INTO EUROPE THROUGH THE BACK DOOR
Moskovsky Komsomolets, August 29, 2002, p. 1
President Vladimir Putin has come forward with a proposal addressed to European Union leaders: to include Russia in the Schengen zone. The key point of his proposal is as follows: if the EU cannot guarantee Russian citizens visa-free travel from the Kaliningrad exclave to the rest of the Russian Federation, why not eliminate all visa barriers?
On the whole, this idea is sound and logical. Moreover, European leaders are quite well disposed towards the Russian president. And his proposal, officially described as a “new integration initiative”, is quite in line with the fashionable topic of globalization.
Nonetheless, there can be no doubt that European leaders will turn down Putin’s proposal – in the most polite and politically correct manner.
The reason for the refusal is obvious. Why should prosperous Europe want Russia, with all its many problems? The European Union simply cannot open its borders to a country like Russia. For European leaders it would amount to a crime against their own people, since the Schengen zone is not only a zone of free movement for people and goods. The most important point is that it is a union of countries with relatively equal standards of living. Suffice it to say that Greece was originally admitted to the Schengen agreement provisionally, and it had to spend several years bringing its economy into line with EU standards before it was allowed to fully open its borders to other European countries. But Russia is far behind Greece. If Europe opens its borders to Russia, millions of Russian citizens will rush to the West in search of a better life.
Moreover, Russia is a member of the Commonwealth of Independent States – and appears to have no intention of withdrawing from it. But this would mean an endless stream of people migrating from Central Asia to Europe via the territory of Russia, which would be too much for the EU economy.

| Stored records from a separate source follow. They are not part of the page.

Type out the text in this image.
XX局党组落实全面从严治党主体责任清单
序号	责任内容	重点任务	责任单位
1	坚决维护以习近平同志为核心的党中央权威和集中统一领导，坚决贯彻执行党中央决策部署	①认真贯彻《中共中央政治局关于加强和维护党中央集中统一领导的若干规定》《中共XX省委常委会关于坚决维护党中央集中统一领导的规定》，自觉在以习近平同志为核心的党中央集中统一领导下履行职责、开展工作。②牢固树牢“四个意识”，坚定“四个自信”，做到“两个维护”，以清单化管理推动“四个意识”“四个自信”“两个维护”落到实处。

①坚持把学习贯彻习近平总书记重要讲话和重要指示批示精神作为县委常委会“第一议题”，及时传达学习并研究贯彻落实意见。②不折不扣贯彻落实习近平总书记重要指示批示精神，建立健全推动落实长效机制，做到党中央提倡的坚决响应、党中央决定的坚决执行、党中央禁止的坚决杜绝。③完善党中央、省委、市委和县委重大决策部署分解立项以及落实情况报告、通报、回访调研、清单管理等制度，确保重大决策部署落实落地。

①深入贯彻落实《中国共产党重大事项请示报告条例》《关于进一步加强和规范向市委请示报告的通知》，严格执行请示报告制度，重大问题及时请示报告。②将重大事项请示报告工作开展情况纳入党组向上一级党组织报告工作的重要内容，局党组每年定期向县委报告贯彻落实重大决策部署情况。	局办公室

The strangest aspect is that Putin certainly understand all this perfectly well. And he is prepared to accept the European Union’s refusal, for in this case the EU will have to make amends to Russia for its negative answer.
So Russia is likely to get something out of this, at any rate; which is not so bad.
RUSSIA’S OIL BARREL
Rossiiskaya Gazeta, August 29, 2002, p. 2
Energy Minister Igor Yusufov says the government “does not rule out” creating a state oil reserve. The minister emphasized that the Russian economy does not really need this, but it may be used to stabilize the oil markets “or to provide for the needs of other countries”.

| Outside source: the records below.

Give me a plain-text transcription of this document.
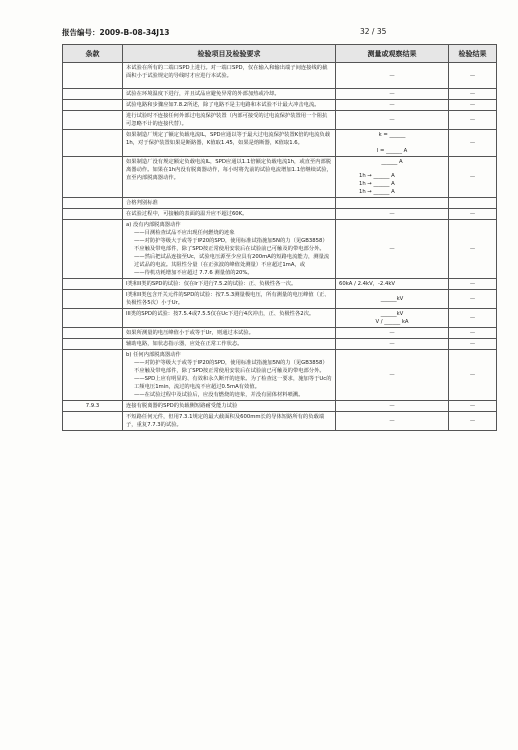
报告编号：2009-B-08-34J13	32 / 35
条款	检验项目及检验要求	测量或观察结果	检验结果
	本试验在所有的二端口SPD上进行。对一端口SPD，仅在输入和输出端子间连接线的截面积小于试验规定的导线时才应进行本试验。	—	—
	试验在环境温度下进行，并且试品应避免异常的外部加热或冷却。	—	—
	试验电路和步骤应如7.8.2所述，除了电路不是主电路和本试验不计最大冲击电流。	—	—
	进行试验时不连接任何外部过电流保护装置（内部可接受的过电流保护装置用一个阻抗可忽略不计的连接代替）。	—	—
	如果制造厂规定了额定负载电流IL，SPD应通以等于最大过电流保护装置K倍的电流负载1h，对于保护装置如果是断路器，K值取1.45，如果是熔断器，K值取1.6。	k = ______
I = ______ A	—
	如果制造厂没有规定额定负载电流IL，SPD应通以1.1倍额定负载电流1h，或直至内部脱离器动作。如果在1h内没有脱离器动作，每小时将先前的试验电流增加1.1倍继续试验，直至内部脱离器动作。	______ A
1h → ______ A
1h → ______ A
1h → ______ A	—
	合格判别标准		
	在试验过程中，可接触的表面的温升应不超过60K。	—	—

	a) 没有内部脱离器动作
——目测检查试品不应出现任何燃烧的迹象
——对防护等级大于或等于IP20的SPD，使用标准试指施加5N的力（见GB3858）不应触及带电部件，除了SPD按正常使用安装后在试验前已可触及的带电部分外。
——然后把试品连接至Uc，试验电压源至少应具有200mA的短路电流能力，测量流过试品的电流。其阻性分量（在正弦波的峰值处测量）不应超过1mA，或
——待机功耗增加不应超过 7.7.6 测量值的20%。	—	—
	I类和II类的SPD的试验：仅在Ir下进行7.5.2的试验：正、负极性各一次。	60kA / 2.4kV，-2.4kV	—
	I类和II类包含开关元件的SPD的试验：按7.5.3测量极电压，所有测量的电压峰值（正、负极性各5次）小于Ur。	______kV	—
	III类的SPD的试验：按7.5.4或7.5.5仅在Uc下进行4次冲击，正、负极性各2次。	______kV
V / ______ kA	—
	如果所测量的电压峰值小于或等于Ur，则通过本试验。	—	—
	辅助电路，如状态指示器，应处在正常工作状态。	—	—

	b) 任何内部脱离器动作
——对防护等级大于或等于IP20的SPD，使用标准试指施加5N的力（见GB3858）不应触及带电部件，除了SPD按正常使用安装后在试验前已可触及的带电部分外。
——SPD上应有明显的、有效和永久断开的迹象。为了检查这一要求，施加等于Uc的工频电压1min，流过的电流不应超过0.5mA有效值。
——在试验过程中及试验后，应没有燃烧的迹象，并没有固体材料喷溅。	—	—
7.9.3	连接有脱离器的SPD的负载侧短路耐受能力试验	—	—
	不短路任何元件，但用7.3.1规定的最大截面积及600mm长的导体短路所有的负载端子，重复7.7.3的试验。	—	—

Two sets of issues will have to be considered if the decision is made. The first is technical: where to store the reserve and how to transport it. The second is much more substantial: how to pay for it, why it ought to be done, and what the outcome will be.
Every self-respecting nation tries to maintain reserves of strategic resources, primarily grain and oil. For Russia, while grain has been a problem so far, it looks like an oil reserve will be arranged.

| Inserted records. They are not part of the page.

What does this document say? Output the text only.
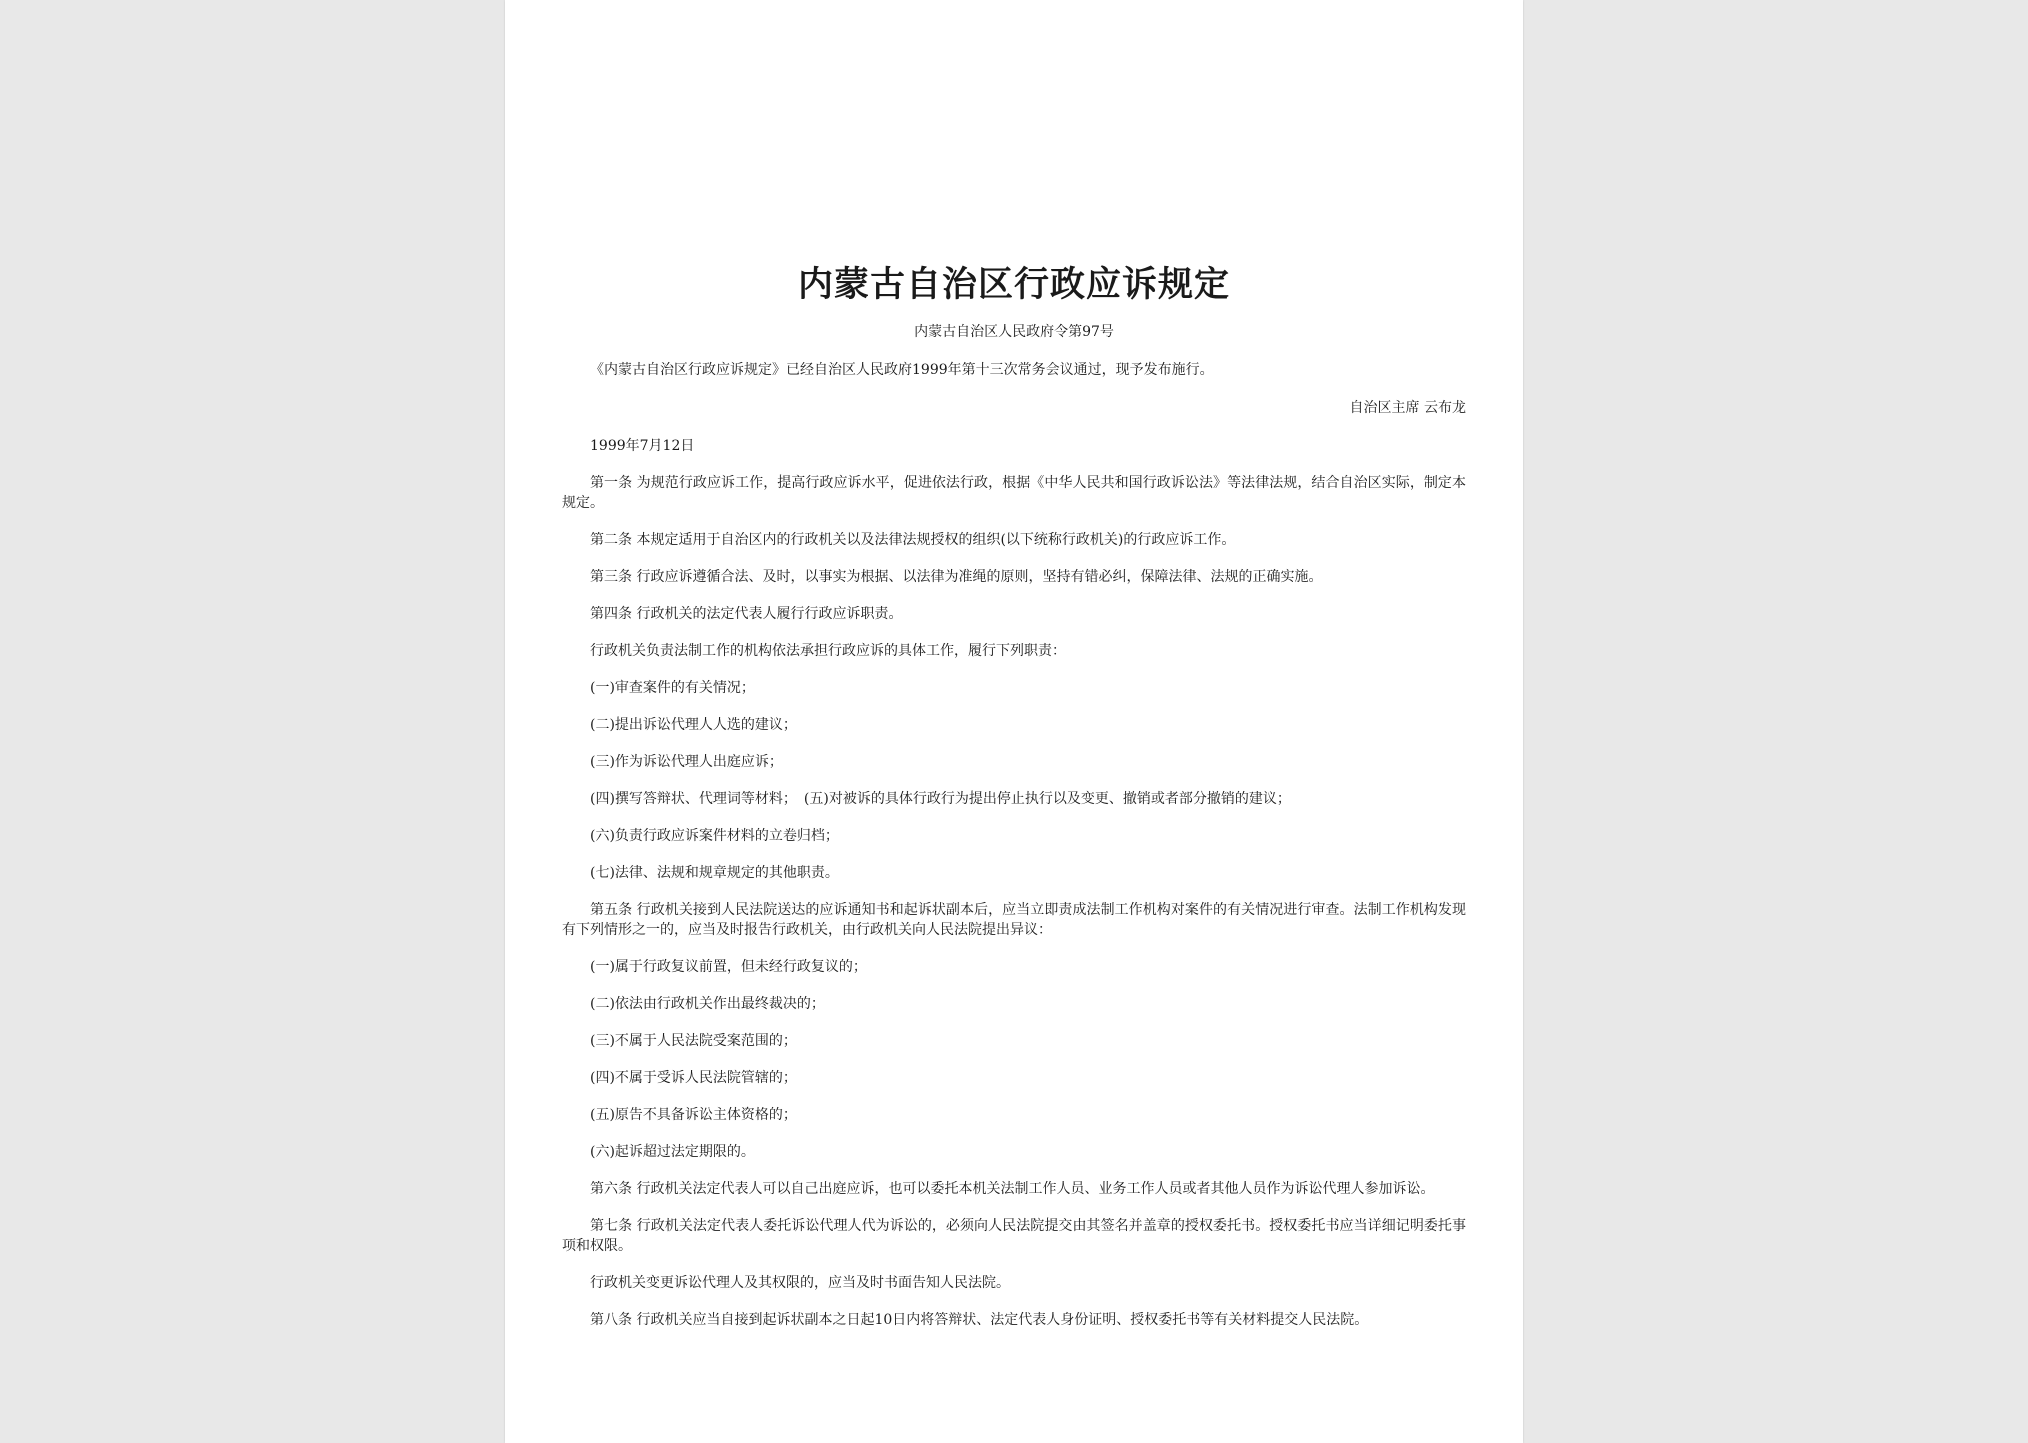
内蒙古自治区行政应诉规定
内蒙古自治区人民政府令第97号

《内蒙古自治区行政应诉规定》已经自治区人民政府1999年第十三次常务会议通过，现予发布施行。

自治区主席 云布龙

1999年7月12日

第一条 为规范行政应诉工作，提高行政应诉水平，促进依法行政，根据《中华人民共和国行政诉讼法》等法律法规，结合自治区实际，制定本规定。

第二条 本规定适用于自治区内的行政机关以及法律法规授权的组织(以下统称行政机关)的行政应诉工作。

第三条 行政应诉遵循合法、及时，以事实为根据、以法律为准绳的原则，坚持有错必纠，保障法律、法规的正确实施。

第四条 行政机关的法定代表人履行行政应诉职责。

行政机关负责法制工作的机构依法承担行政应诉的具体工作，履行下列职责：

(一)审查案件的有关情况；

(二)提出诉讼代理人人选的建议；

(三)作为诉讼代理人出庭应诉；

(四)撰写答辩状、代理词等材料；　(五)对被诉的具体行政行为提出停止执行以及变更、撤销或者部分撤销的建议；

(六)负责行政应诉案件材料的立卷归档；

(七)法律、法规和规章规定的其他职责。

第五条 行政机关接到人民法院送达的应诉通知书和起诉状副本后，应当立即责成法制工作机构对案件的有关情况进行审查。法制工作机构发现有下列情形之一的，应当及时报告行政机关，由行政机关向人民法院提出异议：

(一)属于行政复议前置，但未经行政复议的；

(二)依法由行政机关作出最终裁决的；

(三)不属于人民法院受案范围的；

(四)不属于受诉人民法院管辖的；

(五)原告不具备诉讼主体资格的；

(六)起诉超过法定期限的。

第六条 行政机关法定代表人可以自己出庭应诉，也可以委托本机关法制工作人员、业务工作人员或者其他人员作为诉讼代理人参加诉讼。

第七条 行政机关法定代表人委托诉讼代理人代为诉讼的，必须向人民法院提交由其签名并盖章的授权委托书。授权委托书应当详细记明委托事项和权限。

行政机关变更诉讼代理人及其权限的，应当及时书面告知人民法院。

第八条 行政机关应当自接到起诉状副本之日起10日内将答辩状、法定代表人身份证明、授权委托书等有关材料提交人民法院。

However, the state will literally have to purchase certainty for tomorrow, as soon as today. Tellingly, Yusufov let it slip that the government has no “common vision” of conditions for creating the reserve. Last year, Russia extracted 350 million tons of oil. Only 100 million tons remained in Russia, while the rest brought in the foreign currency revenues Russia craved; so there is no great wish to restrict even a small amount of oil. On the other hand, hard currency export revenue is always a problem for financiers; if there is too much of it, the ruble rises against the dollar, which is not good. Analysts say that using the state’s money to buy up oil ought to strengthen the ruble; which is not bad for importers, but makes Russian exports more expensive.
In this situation, it is difficult to find a balance.
THE BITTER WINE OF KAKHETI
Versty, August 29, 2002, p. 1
It seems that Russia and Georgia have never quarrelled as badly as now. Georgia is accusing Russia of “state terrorism”, while Russia accuses Georgia of sheltering up to 3,000 Chechen rebels on the territory of Kakhetia (Eastern Georgia). Tbilisi alleges that the Russian armed forces were responsible for the bombing of Georgian villages; whereas Moscow claims the attacks were the work of Georgian planes. All this is reminiscent of a “cold war”.
According to a poll done by the Public Opinion Foundation, 59% of respondents think relations between Russia and Georgia have deteriorated over the past year. Possible reasons include the Georgian government’s alleged collaboration with rings of Chechen militants (28%) or providing cover for them (25%). And 12% of respondents consider the current situation to be a consequence of the policies pursued by President Eduard Shevardnadze of Georgia. Nearly half of respondens believe the Georgian government “is capable of taking action against the Chechen militants, but does not want to do so”. A fifth of respondents think the Georgian government is incapable of coping with the Chechen rebels.
These poll results clearly indicate that individual attitudes to Georgia have changed among Russian citizens. In March, 41% of respondents said they were favorably disposed toward Georgia; this is now down to only 26%. In March, 14% of respondents took a negative view of Georgia; now it is 39%.
On the whole, pollsters believe Russian citizens are very concerned about the estrangement between Russia and Georgia over the past few years. Ordinary citizens living on opposite sides of the border do not want such confrontation, and they sincerely wish the governments of Georgia and Russia could find a common language.